Der Bundesgerichtshof hat am 01.08.2022 ein Urteil des II. Senats vom 28.06.2022, II ZR 112/21 veröffentlicht, in dem er die Darlegung der Zahlungsunfähigkeit, gestützt auf „mehrere tagesgenaue Liquiditätsstatus in aussagekräftiger Anzahl“, als zulässig erachtet (Rz. 14 des Urteils). Der BGH führt insofern aus, dass Zahlungsunfähigkeit gegeben ist, wenn ausgehend von einem Stichtag an mehreren Tagen im Prognosezeitraum eine Liquiditätslücke mit einer erheblichen Unterdeckung ausgewiesen wird, die nicht in relevanter Weise geschlossen werden kann.

Damit weicht der II. Senat von der gängigen Rechtsprechung ab, die bei Feststellung einer relevanten Unterdeckung im zweiten Prüfungsschritt eine „Liquiditätsbilanz“ fordert, d. h. die Aufsummierung der weiteren Einzahlungen und weiteren fälligen Verbindlichkeiten der nächsten drei Wochen und anschließend eine Quotierung der sog. Aktiva I und Aktiva II zu den sog. Passiva I und Passiva II.

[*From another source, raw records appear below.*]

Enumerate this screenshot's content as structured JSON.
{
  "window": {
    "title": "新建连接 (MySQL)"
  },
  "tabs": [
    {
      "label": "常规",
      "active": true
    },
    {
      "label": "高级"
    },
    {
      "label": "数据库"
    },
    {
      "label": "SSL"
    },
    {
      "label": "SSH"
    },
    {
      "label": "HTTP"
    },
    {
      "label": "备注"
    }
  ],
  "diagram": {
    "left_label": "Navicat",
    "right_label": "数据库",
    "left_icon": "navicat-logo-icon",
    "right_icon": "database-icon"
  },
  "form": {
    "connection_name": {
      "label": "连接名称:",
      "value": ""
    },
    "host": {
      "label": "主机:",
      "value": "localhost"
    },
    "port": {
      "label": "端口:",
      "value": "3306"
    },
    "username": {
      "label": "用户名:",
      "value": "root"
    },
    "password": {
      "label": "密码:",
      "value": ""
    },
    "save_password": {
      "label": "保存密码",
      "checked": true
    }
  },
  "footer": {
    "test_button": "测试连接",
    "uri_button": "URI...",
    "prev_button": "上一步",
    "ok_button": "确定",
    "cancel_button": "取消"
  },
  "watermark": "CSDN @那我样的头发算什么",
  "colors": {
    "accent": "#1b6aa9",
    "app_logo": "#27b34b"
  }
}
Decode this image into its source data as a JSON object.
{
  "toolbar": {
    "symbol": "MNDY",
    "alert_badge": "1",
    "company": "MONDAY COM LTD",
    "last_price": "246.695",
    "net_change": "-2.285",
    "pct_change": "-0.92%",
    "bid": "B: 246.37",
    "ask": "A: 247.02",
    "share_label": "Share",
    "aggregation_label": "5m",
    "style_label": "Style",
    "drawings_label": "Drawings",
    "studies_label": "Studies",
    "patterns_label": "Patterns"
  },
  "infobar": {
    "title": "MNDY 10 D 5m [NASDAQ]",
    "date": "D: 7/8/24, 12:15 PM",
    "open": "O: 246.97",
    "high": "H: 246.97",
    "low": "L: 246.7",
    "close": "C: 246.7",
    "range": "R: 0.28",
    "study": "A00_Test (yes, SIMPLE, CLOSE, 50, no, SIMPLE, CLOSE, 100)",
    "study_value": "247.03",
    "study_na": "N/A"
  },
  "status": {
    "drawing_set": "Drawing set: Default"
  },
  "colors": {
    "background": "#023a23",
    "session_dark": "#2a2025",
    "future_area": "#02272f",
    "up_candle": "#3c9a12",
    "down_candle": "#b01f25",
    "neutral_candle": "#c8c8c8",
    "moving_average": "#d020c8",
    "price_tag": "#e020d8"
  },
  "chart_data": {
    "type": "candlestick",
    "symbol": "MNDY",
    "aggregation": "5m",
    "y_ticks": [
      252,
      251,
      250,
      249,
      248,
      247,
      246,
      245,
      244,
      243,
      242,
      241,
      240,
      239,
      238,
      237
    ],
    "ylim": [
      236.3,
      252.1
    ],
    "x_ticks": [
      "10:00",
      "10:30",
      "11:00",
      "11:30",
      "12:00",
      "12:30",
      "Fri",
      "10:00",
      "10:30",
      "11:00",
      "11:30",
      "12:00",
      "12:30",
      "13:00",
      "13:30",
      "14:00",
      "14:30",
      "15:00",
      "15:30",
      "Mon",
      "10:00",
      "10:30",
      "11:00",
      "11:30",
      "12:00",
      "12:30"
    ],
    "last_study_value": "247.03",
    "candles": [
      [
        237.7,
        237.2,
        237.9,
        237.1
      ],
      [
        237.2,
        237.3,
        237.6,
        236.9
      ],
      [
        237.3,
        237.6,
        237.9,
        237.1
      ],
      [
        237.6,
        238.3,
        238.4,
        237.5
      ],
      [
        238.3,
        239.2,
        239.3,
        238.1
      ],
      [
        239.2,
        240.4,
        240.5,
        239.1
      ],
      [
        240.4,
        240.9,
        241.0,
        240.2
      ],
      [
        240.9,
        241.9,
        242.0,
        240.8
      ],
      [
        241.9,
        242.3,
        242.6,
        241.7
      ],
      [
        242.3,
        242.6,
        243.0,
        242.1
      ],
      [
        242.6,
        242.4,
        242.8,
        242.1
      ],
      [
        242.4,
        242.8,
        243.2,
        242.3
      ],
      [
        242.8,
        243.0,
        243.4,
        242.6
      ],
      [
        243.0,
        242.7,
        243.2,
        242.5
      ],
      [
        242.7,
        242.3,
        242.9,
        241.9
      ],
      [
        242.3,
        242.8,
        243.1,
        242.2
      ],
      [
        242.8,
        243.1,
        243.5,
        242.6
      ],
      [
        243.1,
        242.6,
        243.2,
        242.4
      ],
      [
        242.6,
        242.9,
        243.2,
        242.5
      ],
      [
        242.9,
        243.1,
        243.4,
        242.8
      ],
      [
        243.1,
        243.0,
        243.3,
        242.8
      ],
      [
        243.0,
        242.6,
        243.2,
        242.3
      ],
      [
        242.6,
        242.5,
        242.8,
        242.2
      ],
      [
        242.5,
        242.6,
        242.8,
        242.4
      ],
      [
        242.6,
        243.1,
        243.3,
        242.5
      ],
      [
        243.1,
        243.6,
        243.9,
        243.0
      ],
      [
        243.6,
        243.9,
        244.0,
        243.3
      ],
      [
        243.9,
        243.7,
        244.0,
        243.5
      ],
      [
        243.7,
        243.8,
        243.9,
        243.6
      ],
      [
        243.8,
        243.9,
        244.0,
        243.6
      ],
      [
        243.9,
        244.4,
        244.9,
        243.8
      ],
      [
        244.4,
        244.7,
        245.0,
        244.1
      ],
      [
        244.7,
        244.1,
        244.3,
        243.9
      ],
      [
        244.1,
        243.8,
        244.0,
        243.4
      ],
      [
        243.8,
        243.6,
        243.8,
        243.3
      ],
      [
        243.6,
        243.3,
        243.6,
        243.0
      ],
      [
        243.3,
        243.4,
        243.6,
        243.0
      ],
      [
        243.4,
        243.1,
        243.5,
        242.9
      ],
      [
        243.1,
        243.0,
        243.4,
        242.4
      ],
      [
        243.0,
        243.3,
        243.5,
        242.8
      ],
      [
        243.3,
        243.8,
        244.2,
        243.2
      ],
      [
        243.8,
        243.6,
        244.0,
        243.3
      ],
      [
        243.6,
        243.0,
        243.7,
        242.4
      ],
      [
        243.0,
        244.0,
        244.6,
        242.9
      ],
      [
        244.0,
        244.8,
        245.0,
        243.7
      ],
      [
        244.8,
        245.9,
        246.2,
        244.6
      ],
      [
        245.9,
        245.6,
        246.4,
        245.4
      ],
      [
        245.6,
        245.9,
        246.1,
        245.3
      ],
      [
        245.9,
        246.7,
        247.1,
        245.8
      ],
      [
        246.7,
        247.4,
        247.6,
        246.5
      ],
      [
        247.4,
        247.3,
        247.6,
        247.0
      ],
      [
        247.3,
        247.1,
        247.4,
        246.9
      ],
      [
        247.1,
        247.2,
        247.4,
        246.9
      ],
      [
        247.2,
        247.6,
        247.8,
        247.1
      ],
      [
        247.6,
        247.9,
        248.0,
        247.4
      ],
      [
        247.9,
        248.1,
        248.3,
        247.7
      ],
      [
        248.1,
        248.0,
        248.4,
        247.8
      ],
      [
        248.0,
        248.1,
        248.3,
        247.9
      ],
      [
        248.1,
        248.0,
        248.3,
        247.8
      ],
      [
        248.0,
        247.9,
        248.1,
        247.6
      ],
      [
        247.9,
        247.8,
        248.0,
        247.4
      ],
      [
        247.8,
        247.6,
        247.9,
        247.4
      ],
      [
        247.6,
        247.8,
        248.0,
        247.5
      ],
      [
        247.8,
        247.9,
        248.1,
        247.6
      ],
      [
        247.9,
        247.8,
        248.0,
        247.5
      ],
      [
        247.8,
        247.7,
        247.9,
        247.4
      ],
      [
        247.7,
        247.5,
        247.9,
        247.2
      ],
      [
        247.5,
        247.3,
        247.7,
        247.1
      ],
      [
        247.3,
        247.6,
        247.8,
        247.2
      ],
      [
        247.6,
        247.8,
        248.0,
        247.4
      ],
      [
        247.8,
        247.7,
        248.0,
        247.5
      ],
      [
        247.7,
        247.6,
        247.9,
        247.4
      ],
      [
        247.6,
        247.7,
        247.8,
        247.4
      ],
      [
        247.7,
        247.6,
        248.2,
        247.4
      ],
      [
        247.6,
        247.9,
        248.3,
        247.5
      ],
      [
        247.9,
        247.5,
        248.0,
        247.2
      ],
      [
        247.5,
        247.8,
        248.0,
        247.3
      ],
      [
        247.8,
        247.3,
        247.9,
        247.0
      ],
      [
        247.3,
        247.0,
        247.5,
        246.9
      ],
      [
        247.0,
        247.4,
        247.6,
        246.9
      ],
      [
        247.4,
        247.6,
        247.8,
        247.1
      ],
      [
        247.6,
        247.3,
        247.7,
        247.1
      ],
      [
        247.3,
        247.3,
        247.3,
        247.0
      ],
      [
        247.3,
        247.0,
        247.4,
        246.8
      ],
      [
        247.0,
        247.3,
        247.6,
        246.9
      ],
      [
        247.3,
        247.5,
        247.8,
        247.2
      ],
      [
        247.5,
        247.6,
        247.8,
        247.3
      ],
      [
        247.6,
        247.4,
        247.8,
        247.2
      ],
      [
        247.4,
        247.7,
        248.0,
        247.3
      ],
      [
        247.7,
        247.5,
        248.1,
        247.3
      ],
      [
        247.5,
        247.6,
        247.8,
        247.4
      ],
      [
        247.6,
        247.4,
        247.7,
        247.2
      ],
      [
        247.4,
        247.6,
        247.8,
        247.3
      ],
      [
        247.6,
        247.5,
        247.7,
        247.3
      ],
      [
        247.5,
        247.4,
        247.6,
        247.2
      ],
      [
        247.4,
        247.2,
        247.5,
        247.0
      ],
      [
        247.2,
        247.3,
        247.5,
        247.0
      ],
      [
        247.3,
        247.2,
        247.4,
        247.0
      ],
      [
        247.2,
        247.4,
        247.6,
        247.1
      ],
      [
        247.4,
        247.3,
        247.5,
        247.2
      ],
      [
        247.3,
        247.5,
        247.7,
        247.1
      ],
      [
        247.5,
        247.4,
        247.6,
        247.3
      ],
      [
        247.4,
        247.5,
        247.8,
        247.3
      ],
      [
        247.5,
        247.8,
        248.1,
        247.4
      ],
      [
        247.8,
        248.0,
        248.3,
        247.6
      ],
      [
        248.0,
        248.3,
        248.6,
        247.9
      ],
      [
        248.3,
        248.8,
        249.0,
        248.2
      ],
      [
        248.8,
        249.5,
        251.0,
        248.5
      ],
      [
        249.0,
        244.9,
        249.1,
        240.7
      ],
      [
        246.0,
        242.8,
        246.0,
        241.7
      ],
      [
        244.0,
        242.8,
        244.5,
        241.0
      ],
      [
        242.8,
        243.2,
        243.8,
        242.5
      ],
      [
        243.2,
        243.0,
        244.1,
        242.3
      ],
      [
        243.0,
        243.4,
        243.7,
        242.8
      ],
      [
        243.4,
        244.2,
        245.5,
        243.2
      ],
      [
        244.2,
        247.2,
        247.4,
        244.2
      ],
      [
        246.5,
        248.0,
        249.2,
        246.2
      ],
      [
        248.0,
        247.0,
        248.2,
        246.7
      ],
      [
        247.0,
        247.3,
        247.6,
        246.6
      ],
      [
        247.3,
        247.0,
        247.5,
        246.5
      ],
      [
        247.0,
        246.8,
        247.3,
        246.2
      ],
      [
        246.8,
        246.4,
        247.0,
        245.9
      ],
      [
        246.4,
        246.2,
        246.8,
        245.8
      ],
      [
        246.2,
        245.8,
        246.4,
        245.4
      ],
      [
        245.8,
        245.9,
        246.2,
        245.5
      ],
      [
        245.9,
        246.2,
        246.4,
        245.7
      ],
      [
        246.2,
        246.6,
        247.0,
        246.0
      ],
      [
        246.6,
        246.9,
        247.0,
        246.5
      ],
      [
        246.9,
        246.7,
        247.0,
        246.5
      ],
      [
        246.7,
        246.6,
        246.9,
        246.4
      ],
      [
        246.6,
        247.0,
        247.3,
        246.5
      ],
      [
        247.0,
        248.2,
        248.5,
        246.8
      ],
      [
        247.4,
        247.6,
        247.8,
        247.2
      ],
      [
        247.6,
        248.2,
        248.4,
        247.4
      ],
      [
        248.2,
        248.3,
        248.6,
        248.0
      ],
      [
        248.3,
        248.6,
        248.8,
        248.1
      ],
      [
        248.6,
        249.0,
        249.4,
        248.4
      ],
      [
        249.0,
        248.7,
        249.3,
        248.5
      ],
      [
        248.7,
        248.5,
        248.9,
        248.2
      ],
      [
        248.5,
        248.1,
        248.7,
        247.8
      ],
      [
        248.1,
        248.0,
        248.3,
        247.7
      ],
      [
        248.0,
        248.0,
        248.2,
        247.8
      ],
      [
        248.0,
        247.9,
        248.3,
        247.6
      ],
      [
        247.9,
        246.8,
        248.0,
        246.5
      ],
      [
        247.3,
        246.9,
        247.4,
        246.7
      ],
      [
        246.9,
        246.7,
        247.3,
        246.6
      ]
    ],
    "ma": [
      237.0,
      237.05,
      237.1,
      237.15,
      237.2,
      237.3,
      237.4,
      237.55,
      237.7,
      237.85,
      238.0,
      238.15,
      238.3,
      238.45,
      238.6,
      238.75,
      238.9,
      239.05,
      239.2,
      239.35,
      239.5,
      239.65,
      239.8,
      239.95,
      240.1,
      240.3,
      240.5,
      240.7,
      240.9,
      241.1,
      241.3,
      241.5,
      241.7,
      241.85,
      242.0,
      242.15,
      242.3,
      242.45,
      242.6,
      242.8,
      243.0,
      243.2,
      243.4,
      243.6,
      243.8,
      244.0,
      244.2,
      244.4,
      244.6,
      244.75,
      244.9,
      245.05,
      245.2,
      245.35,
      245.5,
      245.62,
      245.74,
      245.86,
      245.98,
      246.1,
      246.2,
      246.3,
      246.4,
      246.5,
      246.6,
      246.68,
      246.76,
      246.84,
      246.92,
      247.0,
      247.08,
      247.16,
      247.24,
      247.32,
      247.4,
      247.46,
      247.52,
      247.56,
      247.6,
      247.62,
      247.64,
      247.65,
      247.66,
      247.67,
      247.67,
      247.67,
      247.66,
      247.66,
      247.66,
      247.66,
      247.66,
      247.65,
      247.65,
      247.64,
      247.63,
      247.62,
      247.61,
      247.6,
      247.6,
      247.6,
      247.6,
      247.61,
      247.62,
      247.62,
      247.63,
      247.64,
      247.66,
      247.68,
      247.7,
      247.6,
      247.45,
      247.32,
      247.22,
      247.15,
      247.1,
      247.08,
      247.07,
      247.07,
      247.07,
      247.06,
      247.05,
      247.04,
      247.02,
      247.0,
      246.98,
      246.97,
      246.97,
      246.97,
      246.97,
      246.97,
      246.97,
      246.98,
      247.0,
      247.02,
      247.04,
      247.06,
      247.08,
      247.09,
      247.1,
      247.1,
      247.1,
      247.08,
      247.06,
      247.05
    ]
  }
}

Mit dieser Rechtsprechung zeichnen sich Übereinstimmungen des BGH mit den Empfehlungen des VID zur Ermittlung der Zahlungsunfähigkeit ab. Der VID hat diese Empfehlungen am 22.06.2022 veröffentlicht. Darin fordert er die Ermittlung durch mehrere stichtagsbezogene Status an drei aufeinanderfolgenden Stichtagen und die Abkehr vom nicht zur Buchhaltung korrelierenden 3-Wochen-Zeitraum, vom Volumeneffekt und von der prozentualen Ermittlung der Unterdeckung.

Durch dieses Urteil wird die Stichtagsbetrachtung und die Ermittlung anhand von „Finanzstatus“ (d. h. der Vergleich jeweils der liquiden Mittel zu den fälligen Verbindlichkeiten) als zulässig angesehen, die Aufstellung der sog. „Liquiditätsbilanz“ ist nicht erforderlich. Auch wenn der BGH den Prognosezeitraum nicht ausdrücklich definiert und an den Stichtagen – im Unterschied zum VID – eine erhebliche Unterdeckung fordert (was durch die Nichtzahlung von Verbindlichkeiten manipulierbar ist), begrüßt der VID die neue Akzentuierung. Damit wird die Ermittlung der Zahlungsunfähigkeit insbesondere für Geschäftsleiter eines Unternehmens erheblich erleichtert.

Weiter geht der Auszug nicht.